Book Review: Advanced Analytics with Spark: Patterns for Learning from Data at Scale

Reviews This post may contain affiliate links. If you buy something we get a small commission at no extra charge to you. (read more)

Big data is taking over the world in the form of enterprise applications and social networks. Spark is a powerful engine by Apache used for data processing and analysis.

The authors of Advanced Analytics with Spark put down their favorite case studies and patterns for sorting and handling tremendous amounts of data. These patterns get very complex like estimating financial risk and offering custom music suggestions with Audioscrobbler.

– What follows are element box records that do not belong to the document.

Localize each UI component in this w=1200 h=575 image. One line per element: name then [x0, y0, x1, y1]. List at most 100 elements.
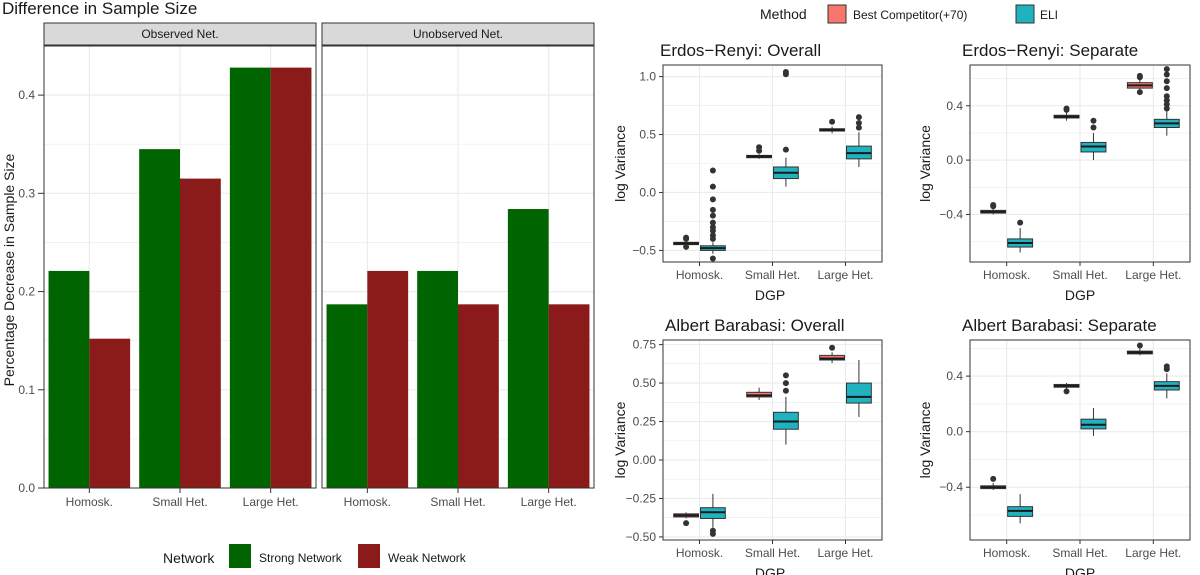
box-y-tick-label: 0.0	[946, 425, 963, 439]
box-panel-border	[662, 64, 883, 263]
box-eli-outlier	[1090, 117, 1097, 124]
bar-x-tick-label: Small Het.	[152, 495, 207, 509]
bar-weak-network	[89, 338, 131, 488]
box-x-axis-label: DGP	[755, 287, 785, 303]
box-panel-title: Albert Barabasi: Overall	[665, 316, 845, 335]
bar-chart-title: Difference in Sample Size	[2, 0, 197, 18]
box-eli-outlier	[1090, 124, 1097, 131]
box-y-axis-label: log Variance	[612, 125, 628, 202]
box-competitor-outlier	[1063, 388, 1070, 395]
box-y-axis-label: log Variance	[612, 401, 628, 478]
box-eli-outlier	[782, 372, 789, 379]
bar-y-tick-label: 0.3	[18, 186, 35, 200]
box-eli-outlier	[855, 124, 862, 131]
box-y-tick-label: −0.5	[632, 243, 656, 257]
box-competitor-outlier	[683, 234, 690, 241]
bar-legend-title: Network	[163, 550, 215, 566]
box-eli-outlier	[1163, 71, 1170, 78]
box-x-tick-label: Small Het.	[745, 546, 800, 560]
box-eli-outlier	[1163, 66, 1170, 73]
box-eli-outlier	[709, 196, 716, 203]
box-x-tick-label: Small Het.	[745, 268, 800, 282]
legend-label-strong-network: Strong Network	[259, 551, 343, 565]
box-y-tick-label: −0.50	[626, 530, 657, 544]
bar-weak-network	[367, 270, 409, 488]
box-competitor-outlier	[990, 201, 997, 208]
box-eli-outlier	[855, 119, 862, 126]
box-competitor-outlier	[1136, 89, 1143, 96]
bar-x-tick-label: Large Het.	[521, 495, 577, 509]
box-x-tick-label: Small Het.	[1052, 546, 1107, 560]
facet-panel-border	[321, 45, 595, 489]
box-y-tick-label: 0.4	[946, 99, 963, 113]
box-x-tick-label: Homosk.	[676, 546, 723, 560]
bar-y-axis-label: Percentage Decrease in Sample Size	[1, 153, 17, 386]
legend-key-eli	[1015, 4, 1035, 24]
facet-strip-label: Observed Net.	[141, 27, 218, 41]
box-competitor-outlier	[683, 520, 690, 527]
box-x-tick-label: Large Het.	[1125, 268, 1181, 282]
bar-strong-network	[417, 270, 458, 488]
box-panel-title: Erdos−Renyi: Overall	[660, 41, 821, 60]
bar-weak-network	[548, 304, 590, 488]
box-competitor-outlier	[756, 144, 763, 151]
box-y-tick-label: −0.4	[939, 207, 963, 221]
box-panel: Albert Barabasi: Overall DGP log Variance −…	[612, 316, 883, 575]
box-eli-outlier	[709, 232, 716, 239]
box-panel-border	[662, 339, 883, 541]
box-eli-outlier	[782, 68, 789, 75]
box-y-axis-label: log Variance	[917, 125, 933, 202]
box-eli-outlier	[1163, 363, 1170, 370]
box-eli-outlier	[709, 183, 716, 190]
bar-strong-network	[229, 67, 271, 488]
box-y-tick-label: 0.0	[639, 185, 656, 199]
box-eli-outlier	[709, 167, 716, 174]
bar-x-tick-label: Large Het.	[243, 495, 299, 509]
box-x-tick-label: Large Het.	[1125, 546, 1181, 560]
facet-panel-border	[43, 45, 317, 489]
box-competitor-outlier	[990, 475, 997, 482]
box-eli	[846, 382, 872, 404]
legend-key-best-competitor	[827, 4, 847, 24]
box-eli-outlier	[1163, 78, 1170, 85]
box-y-tick-label: 0.25	[633, 415, 657, 429]
box-eli-outlier	[782, 387, 789, 394]
box-eli-outlier	[782, 380, 789, 387]
bar-weak-network	[458, 304, 499, 488]
box-panel: Albert Barabasi: Separate DGP log Variance…	[917, 316, 1191, 575]
box-x-tick-label: Small Het.	[1052, 268, 1107, 282]
box-competitor-outlier	[683, 243, 690, 250]
box-y-tick-label: 0.00	[633, 453, 657, 467]
box-competitor-outlier	[829, 344, 836, 351]
facet-strip	[43, 22, 317, 46]
legend-label-best-competitor: Best Competitor(+70)	[853, 8, 967, 22]
box-y-axis-label: log Variance	[917, 401, 933, 478]
box-eli-outlier	[855, 114, 862, 121]
box-y-tick-label: 0.5	[639, 128, 656, 142]
box-legend-title: Method	[760, 6, 807, 22]
box-competitor-outlier	[1063, 105, 1070, 112]
box-x-axis-label: DGP	[755, 565, 785, 575]
bar-chart: 0.0 0.1 0.2 0.3 0.4 Observed Net. Homosk. Small…	[18, 22, 595, 509]
box-y-tick-label: 0.4	[946, 369, 963, 383]
bar-y-tick-label: 0.4	[18, 88, 35, 102]
bar-strong-network	[139, 149, 180, 488]
box-x-axis-label: DGP	[1065, 565, 1095, 575]
box-x-tick-label: Homosk.	[676, 268, 723, 282]
box-x-axis-label: DGP	[1065, 287, 1095, 303]
box-eli-outlier	[709, 206, 716, 213]
facet-strip	[321, 22, 595, 46]
bar-x-tick-label: Homosk.	[344, 495, 391, 509]
box-legend: Method Best Competitor(+70) ELI	[760, 4, 1058, 24]
bar-weak-network	[180, 178, 221, 488]
bar-strong-network	[48, 270, 90, 488]
legend-label-weak-network: Weak Network	[388, 551, 467, 565]
box-competitor-outlier	[829, 118, 836, 125]
bar-strong-network	[326, 304, 368, 488]
box-y-tick-label: 0.0	[946, 153, 963, 167]
box-x-tick-label: Large Het.	[817, 546, 873, 560]
box-y-tick-label: 1.0	[639, 70, 656, 84]
bar-y-tick-label: 0.1	[18, 383, 35, 397]
box-y-tick-label: −0.25	[626, 491, 657, 505]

The book was written by four data scientists from Cloudera who know a lot about large enterprise applications.

If you’re getting into big data or just have a curiosity to understand how it works then this book will offer the most practical tips you could ever ask for.

Book Contents

With 276 pages I was surprised at how much got crammed into this book. I wouldn’t say the writing style is terse, but it gets right to the point without wasting time.

This is not a beginner’s book and you should really understand the basics of Spark and Scala for enterprise projects before reading. Big data is a complex topic which explains why this book has such complex analytics patterns.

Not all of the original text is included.